What a difference a week makes for bond traders betting on when the Federal Reserve will raise interest rates.
The probability of an increase in September surged as high as 58 percent Friday from 38 percent Monday, after data showing sustained labor-market growth in July and comments from Atlanta Fed President Dennis Lockhart suggesting U.S. economic strength may merit a rate increase next month. After yields on Treasury two-year notes rose the most in six weeks, traders are paying more to protect against price swings in those securities, which are susceptible to changes in the outlook for Fed policy.
“We’re going to continue to be extremely sensitive to each data point we get, and each bit of Fed speak,” said Michael Lorizio, a Boston-based fixed income trader at Manulife Asset Management, which oversees $20 billion. “It’s almost an exaggerated focus.”
The two-year yield rose six basis points this week in New York, or 0.06 percentage point, to 0.72 percent, according to Bloomberg Bond Trader prices, the largest weekly increase since June. The rate-increase forecasts are based on the assumption that the Fed funds rate will average 0.375 percent after the first increase.
Traders are paying 6.2 percent more to protect against swings in two-year notes than they were a week ago, according to options prices. While the Labor Department’s July employment report is out of the way, economic data to be released next week may further change views on the timing of the Fed’s first rate increase since 2006.

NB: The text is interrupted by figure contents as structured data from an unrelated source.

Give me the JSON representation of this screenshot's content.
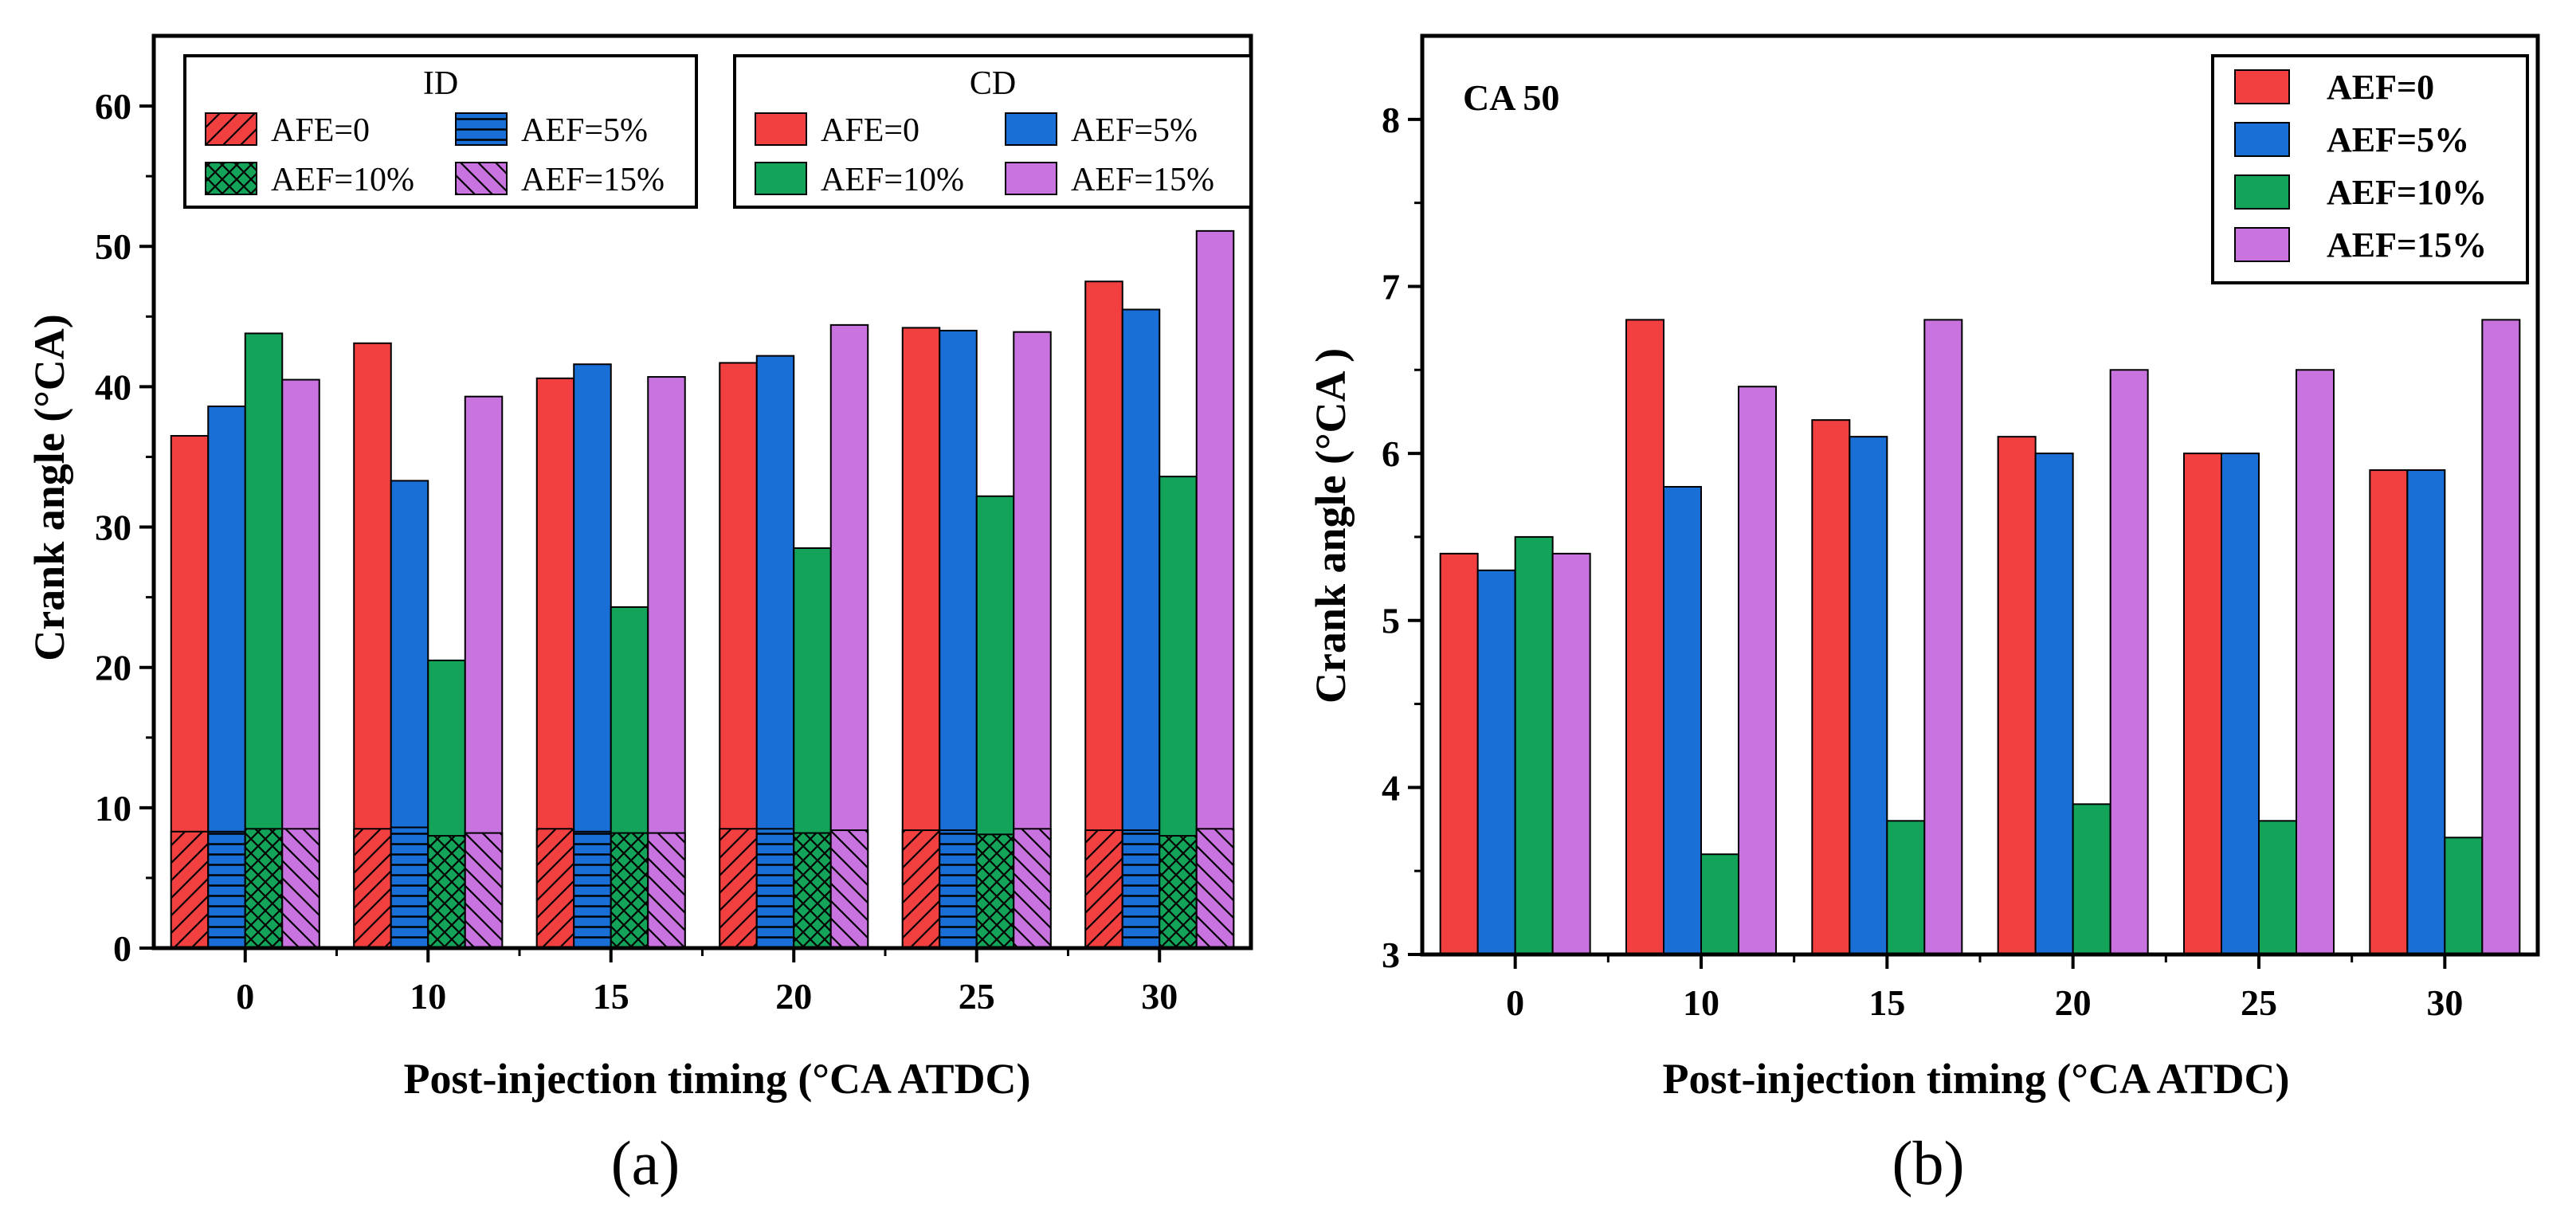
{
  "chart_data": [
    {
      "panel": "a",
      "type": "bar",
      "caption": "(a)",
      "xlabel": "Post-injection timing (°CA ATDC)",
      "ylabel": "Crank angle (°CA)",
      "ylim": [
        0,
        65
      ],
      "yticks": [
        "0",
        "10",
        "20",
        "30",
        "40",
        "50",
        "60"
      ],
      "categories": [
        "0",
        "10",
        "15",
        "20",
        "25",
        "30"
      ],
      "legend_groups": [
        {
          "title": "ID",
          "placement": "top-left",
          "labels": [
            "AFE=0",
            "AEF=5%",
            "AEF=10%",
            "AEF=15%"
          ]
        },
        {
          "title": "CD",
          "placement": "top-right",
          "labels": [
            "AFE=0",
            "AEF=5%",
            "AEF=10%",
            "AEF=15%"
          ]
        }
      ],
      "series": [
        {
          "name": "AFE=0",
          "color": "#f24040",
          "id_values": [
            8.3,
            8.5,
            8.5,
            8.5,
            8.4,
            8.4
          ],
          "cd_values": [
            36.5,
            43.1,
            40.6,
            41.7,
            44.2,
            47.5
          ]
        },
        {
          "name": "AEF=5%",
          "color": "#1a6fd6",
          "id_values": [
            8.3,
            8.6,
            8.3,
            8.5,
            8.4,
            8.4
          ],
          "cd_values": [
            38.6,
            33.3,
            41.6,
            42.2,
            44.0,
            45.5
          ]
        },
        {
          "name": "AEF=10%",
          "color": "#13a45a",
          "id_values": [
            8.5,
            8.0,
            8.2,
            8.2,
            8.1,
            8.0
          ],
          "cd_values": [
            43.8,
            20.5,
            24.3,
            28.5,
            32.2,
            33.6
          ]
        },
        {
          "name": "AEF=15%",
          "color": "#c873e0",
          "id_values": [
            8.5,
            8.2,
            8.2,
            8.4,
            8.5,
            8.5
          ],
          "cd_values": [
            40.5,
            39.3,
            40.7,
            44.4,
            43.9,
            51.1
          ]
        }
      ]
    },
    {
      "panel": "b",
      "type": "bar",
      "caption": "(b)",
      "title": "CA 50",
      "xlabel": "Post-injection timing (°CA ATDC)",
      "ylabel": "Crank angle (°CA )",
      "ylim": [
        3,
        8.5
      ],
      "yticks": [
        "3",
        "4",
        "5",
        "6",
        "7",
        "8"
      ],
      "categories": [
        "0",
        "10",
        "15",
        "20",
        "25",
        "30"
      ],
      "legend": "top-right",
      "series": [
        {
          "name": "AEF=0",
          "color": "#f24040",
          "values": [
            5.4,
            6.8,
            6.2,
            6.1,
            6.0,
            5.9
          ]
        },
        {
          "name": "AEF=5%",
          "color": "#1a6fd6",
          "values": [
            5.3,
            5.8,
            6.1,
            6.0,
            6.0,
            5.9
          ]
        },
        {
          "name": "AEF=10%",
          "color": "#13a45a",
          "values": [
            5.5,
            3.6,
            3.8,
            3.9,
            3.8,
            3.7
          ]
        },
        {
          "name": "AEF=15%",
          "color": "#c873e0",
          "values": [
            5.4,
            6.4,
            6.8,
            6.5,
            6.5,
            6.8
          ]
        }
      ]
    }
  ]
}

One potential catalyst for short-term Treasury swings is retail sales data due to be released Aug. 13. Economists surveyed by Bloomberg predict sales rose 0.6 percent in July from the previous month. A strong report may give the Fed more ammunition for a September increase.
Strategist George Goncalves said he is skeptical about a September increase, but that a robust report could sway him.
“If retail sales are strong and inflation turns a corner, I could change my view,” said Goncalves, New York-based head of interest-rate research for Nomura Holdings Inc.
Lockhart, who’s a voting member of the Fed’s policy-setting committee, will speak on Aug. 10 at a Fed Bank of Atlanta conference and at the Atlanta Press Club. He could walk back or confirm the view he expressed last week that the U.S. economy is ready to support higher borrowing costs.
“The move up in yields was fully a Lockhart trade,” said David Keeble, the New York-based head of fixed-income strategy at Credit Agricole SA.
Traders will also be trying to determine whether the Fed may be delayed by the latest drop in oil prices. Falling energy prices have suppressed a bond-market inflation forecast known as the break-even rate. That has helped long-term Treasury prices, which are more sensitive to inflation and economic growth.
“If we see financial conditions worsen and the global backdrop is bad, absolutely, they’ll wait” to raise interest rates, said Goncalves. “People are on pins and needles, and really trying to take stock in the lead-up to the September meeting.”